Food and water security
Spatial Analysis of the fencing situation in Masaai Mara: A case of Pardamat conservancy
February 2019 - May 2019
Food and water security is one of the biggest problems being faced by societies to date. In this project, we accessed the food and water security issues within the Greater Mara region. The Greater Mara also known as the Maasai Mara by reference to its people, is located in the southwest part of Kenya, bordering the Serengeti National Park of Tanzania. The region consists mainly of wildlife and wildlife conservatories, livestock farmers, small and large-scale crop farmers, tourist groups, local women, etc. With the decrease of annual rainfall and the increase in both human and livestock populations, the region is faced with a growing need to secure yields for themselves and their livestock, which has resulted in an exponential increase in fenced areas. In this project, we focused on the consequences that are resulting from this increase in fencing. In particular, we focused on the effects of fences on wildlife migration, access to water, and grazing pastures.
Climate resilient cities
Towards enhancing the infiltration capacity of the Murchison bay catchment of Kampala, Uganda
August 2018 - November 2018
Urban flooding is a serious problem across the world. Without effective flood control interventions, these floods can result in the degradation of water quality, property damage, and the potential loss of human life. For this project, we looked at flooding within Uganda’s largest and most important urban area, Kampala. The main driver of the enhanced flooding in Kampala has been the increase in urbanisation which has led to a loss of wetland vegetation and cultivated areas. Our focus on this project was to evaluate interventions that enhance the infiltration capacity of the Murchison Bay catchment, one of the cities’ largest catchments.

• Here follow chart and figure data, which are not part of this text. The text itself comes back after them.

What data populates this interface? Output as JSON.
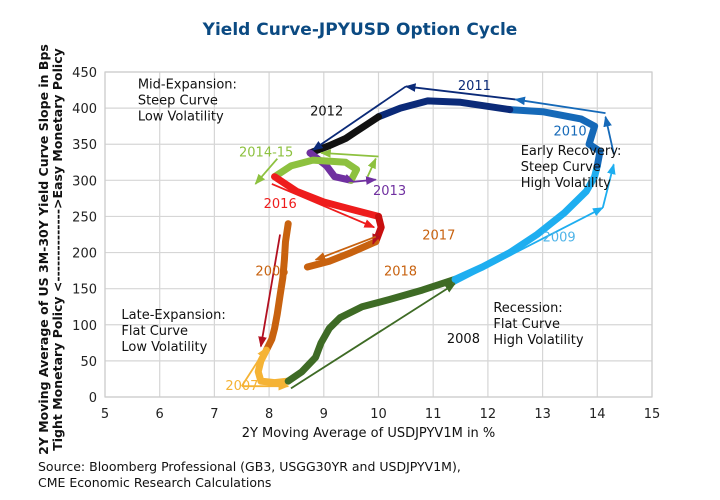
{
  "chart_data": {
    "type": "line",
    "title": "Yield Curve-JPYUSD Option Cycle",
    "xlabel": "2Y Moving Average of USDJPYV1M in %",
    "ylabel": [
      "2Y Moving Average of US 3M-30Y Yield Curve Slope in Bps",
      "Tight Monetary Policy <-------------->Easy Monetary Policy"
    ],
    "xlim": [
      5,
      15
    ],
    "ylim": [
      0,
      450
    ],
    "xticks": [
      5,
      6,
      7,
      8,
      9,
      10,
      11,
      12,
      13,
      14,
      15
    ],
    "yticks": [
      0,
      50,
      100,
      150,
      200,
      250,
      300,
      350,
      400,
      450
    ],
    "grid": true,
    "series": [
      {
        "name": "2006",
        "color": "#c8620f",
        "points": [
          [
            8.35,
            240
          ],
          [
            8.3,
            215
          ],
          [
            8.28,
            190
          ],
          [
            8.25,
            165
          ],
          [
            8.2,
            140
          ],
          [
            8.15,
            115
          ],
          [
            8.1,
            95
          ],
          [
            8.05,
            80
          ],
          [
            7.95,
            65
          ]
        ]
      },
      {
        "name": "2007",
        "color": "#f5b335",
        "points": [
          [
            7.95,
            65
          ],
          [
            7.85,
            50
          ],
          [
            7.8,
            35
          ],
          [
            7.85,
            22
          ],
          [
            8.1,
            20
          ],
          [
            8.35,
            22
          ]
        ]
      },
      {
        "name": "2008",
        "color": "#3e6b25",
        "points": [
          [
            8.35,
            22
          ],
          [
            8.6,
            35
          ],
          [
            8.85,
            55
          ],
          [
            8.95,
            75
          ],
          [
            9.1,
            95
          ],
          [
            9.3,
            110
          ],
          [
            9.7,
            125
          ],
          [
            10.2,
            135
          ],
          [
            10.8,
            148
          ],
          [
            11.4,
            163
          ]
        ]
      },
      {
        "name": "2009",
        "color": "#1eaef0",
        "points": [
          [
            11.4,
            163
          ],
          [
            11.9,
            180
          ],
          [
            12.4,
            200
          ],
          [
            12.9,
            225
          ],
          [
            13.4,
            255
          ],
          [
            13.8,
            285
          ],
          [
            13.95,
            305
          ],
          [
            14.0,
            320
          ]
        ]
      },
      {
        "name": "2010",
        "color": "#1569b8",
        "points": [
          [
            14.0,
            320
          ],
          [
            14.05,
            340
          ],
          [
            13.85,
            350
          ],
          [
            13.95,
            375
          ],
          [
            13.7,
            385
          ],
          [
            13.0,
            395
          ],
          [
            12.4,
            398
          ]
        ]
      },
      {
        "name": "2011",
        "color": "#0b2a78",
        "points": [
          [
            12.4,
            398
          ],
          [
            11.5,
            408
          ],
          [
            10.9,
            410
          ],
          [
            10.4,
            400
          ],
          [
            10.0,
            388
          ]
        ]
      },
      {
        "name": "2012",
        "color": "#111111",
        "points": [
          [
            10.0,
            388
          ],
          [
            9.8,
            378
          ],
          [
            9.6,
            368
          ],
          [
            9.4,
            358
          ],
          [
            9.1,
            348
          ],
          [
            8.75,
            338
          ]
        ]
      },
      {
        "name": "2013",
        "color": "#7030a0",
        "points": [
          [
            8.75,
            338
          ],
          [
            9.05,
            320
          ],
          [
            9.2,
            305
          ],
          [
            9.5,
            300
          ]
        ]
      },
      {
        "name": "2014-15",
        "color": "#8dc13f",
        "points": [
          [
            9.5,
            300
          ],
          [
            9.6,
            315
          ],
          [
            9.4,
            325
          ],
          [
            8.8,
            328
          ],
          [
            8.4,
            320
          ],
          [
            8.1,
            305
          ]
        ]
      },
      {
        "name": "2016",
        "color": "#ee1c1c",
        "points": [
          [
            8.1,
            305
          ],
          [
            8.5,
            285
          ],
          [
            9.0,
            270
          ],
          [
            9.5,
            260
          ],
          [
            10.0,
            250
          ]
        ]
      },
      {
        "name": "2017",
        "color": "#c80f0f",
        "points": [
          [
            10.0,
            250
          ],
          [
            10.05,
            235
          ],
          [
            9.95,
            215
          ]
        ]
      },
      {
        "name": "2018",
        "color": "#c8620f",
        "points": [
          [
            9.95,
            215
          ],
          [
            9.5,
            200
          ],
          [
            9.1,
            188
          ],
          [
            8.7,
            180
          ]
        ]
      }
    ],
    "arrows": [
      {
        "name": "2006-arrow",
        "color": "#b21020",
        "from": [
          8.2,
          225
        ],
        "to": [
          7.85,
          70
        ]
      },
      {
        "name": "2007-arrow-up",
        "color": "#f5b335",
        "from": [
          7.5,
          15
        ],
        "to": [
          7.95,
          68
        ]
      },
      {
        "name": "2007-arrow-right",
        "color": "#f5b335",
        "from": [
          7.5,
          15
        ],
        "to": [
          8.35,
          15
        ]
      },
      {
        "name": "2008-arrow",
        "color": "#3e6b25",
        "from": [
          8.4,
          12
        ],
        "to": [
          11.4,
          157
        ]
      },
      {
        "name": "2009-arrow",
        "color": "#1eaef0",
        "from": [
          11.4,
          157
        ],
        "to": [
          14.1,
          262
        ]
      },
      {
        "name": "2009-arrow-up",
        "color": "#1eaef0",
        "from": [
          14.1,
          262
        ],
        "to": [
          14.3,
          322
        ]
      },
      {
        "name": "2010-arrow",
        "color": "#1569b8",
        "from": [
          14.3,
          337
        ],
        "to": [
          14.15,
          388
        ]
      },
      {
        "name": "2010-arrow-left",
        "color": "#1569b8",
        "from": [
          14.15,
          393
        ],
        "to": [
          12.5,
          412
        ]
      },
      {
        "name": "2011-arrow",
        "color": "#0b2a78",
        "from": [
          12.5,
          412
        ],
        "to": [
          10.5,
          430
        ]
      },
      {
        "name": "2012-arrow",
        "color": "#0b2a78",
        "from": [
          10.5,
          430
        ],
        "to": [
          8.8,
          342
        ]
      },
      {
        "name": "2014-15-arrow-left",
        "color": "#8dc13f",
        "from": [
          10.0,
          333
        ],
        "to": [
          8.95,
          338
        ]
      },
      {
        "name": "2014-15-arrow-down",
        "color": "#8dc13f",
        "from": [
          8.15,
          330
        ],
        "to": [
          7.75,
          295
        ]
      },
      {
        "name": "2014-15-arrow-up",
        "color": "#8dc13f",
        "from": [
          9.8,
          305
        ],
        "to": [
          9.95,
          330
        ]
      },
      {
        "name": "2013-arrow-right",
        "color": "#7030a0",
        "from": [
          9.55,
          298
        ],
        "to": [
          9.95,
          301
        ]
      },
      {
        "name": "2013-arrow-down",
        "color": "#7030a0",
        "from": [
          9.3,
          306
        ],
        "to": [
          9.55,
          298
        ]
      },
      {
        "name": "2016-arrow",
        "color": "#ee1c1c",
        "from": [
          8.05,
          295
        ],
        "to": [
          9.92,
          235
        ]
      },
      {
        "name": "2017-arrow-down",
        "color": "#b21020",
        "from": [
          10.0,
          232
        ],
        "to": [
          9.9,
          212
        ]
      },
      {
        "name": "2017-arrow",
        "color": "#c8620f",
        "from": [
          9.95,
          222
        ],
        "to": [
          8.85,
          190
        ]
      }
    ],
    "year_labels": [
      {
        "text": "2006",
        "color": "#c8620f",
        "x": 7.75,
        "y": 168
      },
      {
        "text": "2007",
        "color": "#f5b335",
        "x": 7.2,
        "y": 10
      },
      {
        "text": "2008",
        "color": "#111111",
        "x": 11.25,
        "y": 75
      },
      {
        "text": "2009",
        "color": "#4fb4e8",
        "x": 13.0,
        "y": 215
      },
      {
        "text": "2010",
        "color": "#1569b8",
        "x": 13.2,
        "y": 362
      },
      {
        "text": "2011",
        "color": "#0b2a78",
        "x": 11.45,
        "y": 425
      },
      {
        "text": "2012",
        "color": "#111111",
        "x": 8.75,
        "y": 390
      },
      {
        "text": "2013",
        "color": "#7030a0",
        "x": 9.9,
        "y": 280
      },
      {
        "text": "2014-15",
        "color": "#8dc13f",
        "x": 7.45,
        "y": 333
      },
      {
        "text": "2016",
        "color": "#ee1c1c",
        "x": 7.9,
        "y": 262
      },
      {
        "text": "2017",
        "color": "#c8620f",
        "x": 10.8,
        "y": 218
      },
      {
        "text": "2018",
        "color": "#c8620f",
        "x": 10.1,
        "y": 168
      }
    ],
    "annotations": [
      {
        "lines": [
          "Mid-Expansion:",
          "Steep Curve",
          "Low Volatility"
        ],
        "x": 5.6,
        "y": 427
      },
      {
        "lines": [
          "Early Recovery:",
          "Steep Curve",
          "High Volatility"
        ],
        "x": 12.6,
        "y": 335
      },
      {
        "lines": [
          "Late-Expansion:",
          "Flat Curve",
          "Low Volatility"
        ],
        "x": 5.3,
        "y": 108
      },
      {
        "lines": [
          "Recession:",
          "Flat Curve",
          "High Volatility"
        ],
        "x": 12.1,
        "y": 118
      }
    ]
  },
  "source": {
    "line1": "Source: Bloomberg Professional (GB3, USGG30YR and USDJPYV1M),",
    "line2": "CME Economic Research Calculations"
  }
}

Spatial Electric Load Forecasting
A case of Zimbabwe Electricity Transmission and Distribution Company (ZETDC), Mutare
Bachelor Thesis - 2017
Electricity is a critical source of energy worldwide. Unexpected electrical interruptions can cause serious repercussions on electrical utilities and human life, amongst others. There is therefore a need for electric distribution companies to continuously revaluate infrastructure in line with spatial developments so as to ensure the availability and reliability of electricity for all users. In this thesis, I incorporated GIS into electrical transmission and distribution utilities in an effort to produce more accurate electrical forecasts (temporal, spatial, and magnitude of the expected load).